L’accueil des morts

Assis avec le défaut de droiture qui le caractérisait, Ourkess observait la bataille qui s’achevait depuis le hall de sa demeure. Sa lassitude face à ce type de spectacle le poussa à expirer avec force l’air que recelait sa carcasse céleste. Lui, le dieu de la guerre, redouté même de ses pairs, devait limiter sa vie à regarder des hommes et des femmes tomber au combat.
Pour sa gloire, certes… Qui croissait pour chaque brave récolté, certes…
Malgré cela, et depuis peu, l’idée qu’il restait captif du désir de ses frères et sœurs le taraudait. Sa propre faim pour la mêlée leur avait profité. Il s’était offert à leur piège. La bataille l’appelait, depuis des siècles. Et il devait perdurer là, à macérer, jusqu’à ce que la Terre se vide de tout guerrier. Alors il pourrait tous les combattre, et puisqu’il survivrait, il faucherait les faibles et réamorcerait les préludes de la vie. Mais, respectueux de l’accord passé avec les autres immortels, il restait assis, observait, et ouvrait la voie céleste aux preux. Et plus le temps s’écoulait, plus il réalisait que l’heure de sa gloire le fuyait. Les Hommes, les guerriers, la hausse de leur démographie se poursuivait hiver comme été.
La bataille qu’il surveillait s’acheva, aussi claqua-t-il des doigts à l’adresse des corbeaux. La myriade de plumes de jais aux riches reflets se précipita vers la baie ouverte sur le champ de cadavres. Il les admira quelque temps se repaître de l’âme des faibles, puis se lassa avec la même rapidité.
Le premier guerrier supposé louable apparut, à l’autre bout du vaste hall, rattrapé sous peu par ses frères et sœurs, alliés ou rivaux.
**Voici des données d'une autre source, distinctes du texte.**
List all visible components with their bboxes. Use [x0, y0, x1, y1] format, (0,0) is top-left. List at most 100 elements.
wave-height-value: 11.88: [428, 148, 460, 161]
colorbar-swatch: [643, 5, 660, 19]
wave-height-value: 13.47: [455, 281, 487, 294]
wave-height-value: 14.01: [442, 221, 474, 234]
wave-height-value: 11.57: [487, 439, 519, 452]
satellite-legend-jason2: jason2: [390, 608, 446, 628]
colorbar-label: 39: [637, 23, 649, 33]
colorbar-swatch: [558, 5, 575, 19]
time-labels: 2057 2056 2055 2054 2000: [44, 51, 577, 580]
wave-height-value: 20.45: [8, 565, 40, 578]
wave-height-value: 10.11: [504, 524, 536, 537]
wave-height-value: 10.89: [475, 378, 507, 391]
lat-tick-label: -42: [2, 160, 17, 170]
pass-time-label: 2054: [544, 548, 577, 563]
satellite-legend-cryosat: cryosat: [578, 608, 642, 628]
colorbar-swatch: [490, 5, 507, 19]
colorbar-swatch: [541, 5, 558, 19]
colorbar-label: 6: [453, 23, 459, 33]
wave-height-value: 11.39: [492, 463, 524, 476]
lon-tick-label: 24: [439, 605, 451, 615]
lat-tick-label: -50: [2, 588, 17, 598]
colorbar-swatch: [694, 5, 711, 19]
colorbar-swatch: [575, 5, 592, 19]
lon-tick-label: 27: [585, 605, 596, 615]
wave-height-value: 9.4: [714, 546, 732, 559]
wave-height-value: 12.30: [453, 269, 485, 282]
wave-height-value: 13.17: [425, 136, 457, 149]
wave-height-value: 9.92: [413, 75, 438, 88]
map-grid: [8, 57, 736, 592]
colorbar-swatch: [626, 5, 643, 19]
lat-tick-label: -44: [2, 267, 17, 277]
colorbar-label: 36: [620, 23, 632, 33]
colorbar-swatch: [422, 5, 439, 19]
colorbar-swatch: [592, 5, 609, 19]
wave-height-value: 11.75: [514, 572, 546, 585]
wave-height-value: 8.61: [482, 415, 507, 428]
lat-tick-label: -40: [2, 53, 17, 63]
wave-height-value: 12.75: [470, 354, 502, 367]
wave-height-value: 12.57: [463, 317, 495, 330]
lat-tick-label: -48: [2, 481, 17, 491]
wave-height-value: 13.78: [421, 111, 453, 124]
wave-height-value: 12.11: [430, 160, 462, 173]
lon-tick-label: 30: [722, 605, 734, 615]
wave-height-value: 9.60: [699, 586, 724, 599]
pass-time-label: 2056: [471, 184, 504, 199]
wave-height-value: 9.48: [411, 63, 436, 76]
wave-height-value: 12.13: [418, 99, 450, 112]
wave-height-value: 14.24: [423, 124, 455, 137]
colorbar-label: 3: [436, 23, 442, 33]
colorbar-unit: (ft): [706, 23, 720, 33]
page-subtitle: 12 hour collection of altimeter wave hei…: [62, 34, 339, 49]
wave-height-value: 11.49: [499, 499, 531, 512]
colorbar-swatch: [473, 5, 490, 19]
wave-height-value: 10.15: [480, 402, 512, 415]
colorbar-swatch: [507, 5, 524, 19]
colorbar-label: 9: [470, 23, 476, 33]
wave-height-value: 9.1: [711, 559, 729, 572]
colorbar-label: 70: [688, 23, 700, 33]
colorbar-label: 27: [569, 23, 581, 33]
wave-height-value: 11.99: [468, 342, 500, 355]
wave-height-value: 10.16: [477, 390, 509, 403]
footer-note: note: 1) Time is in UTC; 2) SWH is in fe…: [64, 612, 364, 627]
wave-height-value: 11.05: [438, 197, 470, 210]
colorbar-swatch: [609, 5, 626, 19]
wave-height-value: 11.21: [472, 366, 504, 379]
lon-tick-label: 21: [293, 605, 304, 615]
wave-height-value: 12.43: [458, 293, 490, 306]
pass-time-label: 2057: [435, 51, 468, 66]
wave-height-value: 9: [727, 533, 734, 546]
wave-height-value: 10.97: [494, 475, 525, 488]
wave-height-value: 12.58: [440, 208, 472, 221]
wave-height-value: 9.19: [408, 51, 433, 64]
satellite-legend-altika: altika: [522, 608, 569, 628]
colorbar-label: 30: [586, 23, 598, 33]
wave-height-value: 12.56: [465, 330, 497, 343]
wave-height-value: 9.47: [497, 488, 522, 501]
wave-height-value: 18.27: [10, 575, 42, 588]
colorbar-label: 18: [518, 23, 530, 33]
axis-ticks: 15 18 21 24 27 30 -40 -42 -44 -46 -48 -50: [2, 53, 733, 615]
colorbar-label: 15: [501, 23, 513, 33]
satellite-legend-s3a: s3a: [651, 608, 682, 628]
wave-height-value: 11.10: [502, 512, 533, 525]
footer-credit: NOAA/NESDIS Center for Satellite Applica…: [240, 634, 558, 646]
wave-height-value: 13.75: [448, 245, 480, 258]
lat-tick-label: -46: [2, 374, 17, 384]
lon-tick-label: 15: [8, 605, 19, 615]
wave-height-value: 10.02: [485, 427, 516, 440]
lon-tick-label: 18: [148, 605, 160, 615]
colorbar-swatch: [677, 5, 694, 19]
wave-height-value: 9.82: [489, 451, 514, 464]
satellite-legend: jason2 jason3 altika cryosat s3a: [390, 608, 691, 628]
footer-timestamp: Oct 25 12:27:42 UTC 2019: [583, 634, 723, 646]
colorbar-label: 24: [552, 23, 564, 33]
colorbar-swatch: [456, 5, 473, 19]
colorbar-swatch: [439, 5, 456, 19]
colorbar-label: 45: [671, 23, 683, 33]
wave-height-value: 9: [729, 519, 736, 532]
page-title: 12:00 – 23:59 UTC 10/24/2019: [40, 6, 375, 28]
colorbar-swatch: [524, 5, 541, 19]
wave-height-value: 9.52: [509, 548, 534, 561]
Chaque mort de fraîche date affichait cet air idiot. Perdu, il regardait partout autour de lui, les pierres bleutées à la droiture parfaite des piliers, les têtes de créatures terribles sur les murs, leurs peaux sur le sol. Puis, et au bout du compte, Ourkess. Dès lors, le soldat écarquillait les yeux puis s’arquait face au dieu qui l’observait, à la fois fier de lui-même et effrayé.
Au cœur des murmures de ceux toujours déboussolés, la voix de Mazy se faufila jusqu’à lui. Sa force, vive et farouche, le secoua, le heurta. Sa tête trembla de surprise, puis se voila du masque de la colère. Il serra les doigts et frappa la pierre du siège qui l’accueillait. Trop lâche pour périr, elle le défiait ! Lui ! Ourkess, dieu de la guerre et maître de toutes les âmes valeureuses ! Qui croyait-elle être ? Il se releva, puis réalisa que la totalité des soldats morts le fixait, l’admirait, l’adorait.
Peu importait cette femme, peu importait ses désirs futiles. Si elle avait eu la vie sauve, elle méritait d’être aspirée par sa couardise.
Trop colérique, Ourkess resta sourd à l’ultime bravade de Mazy.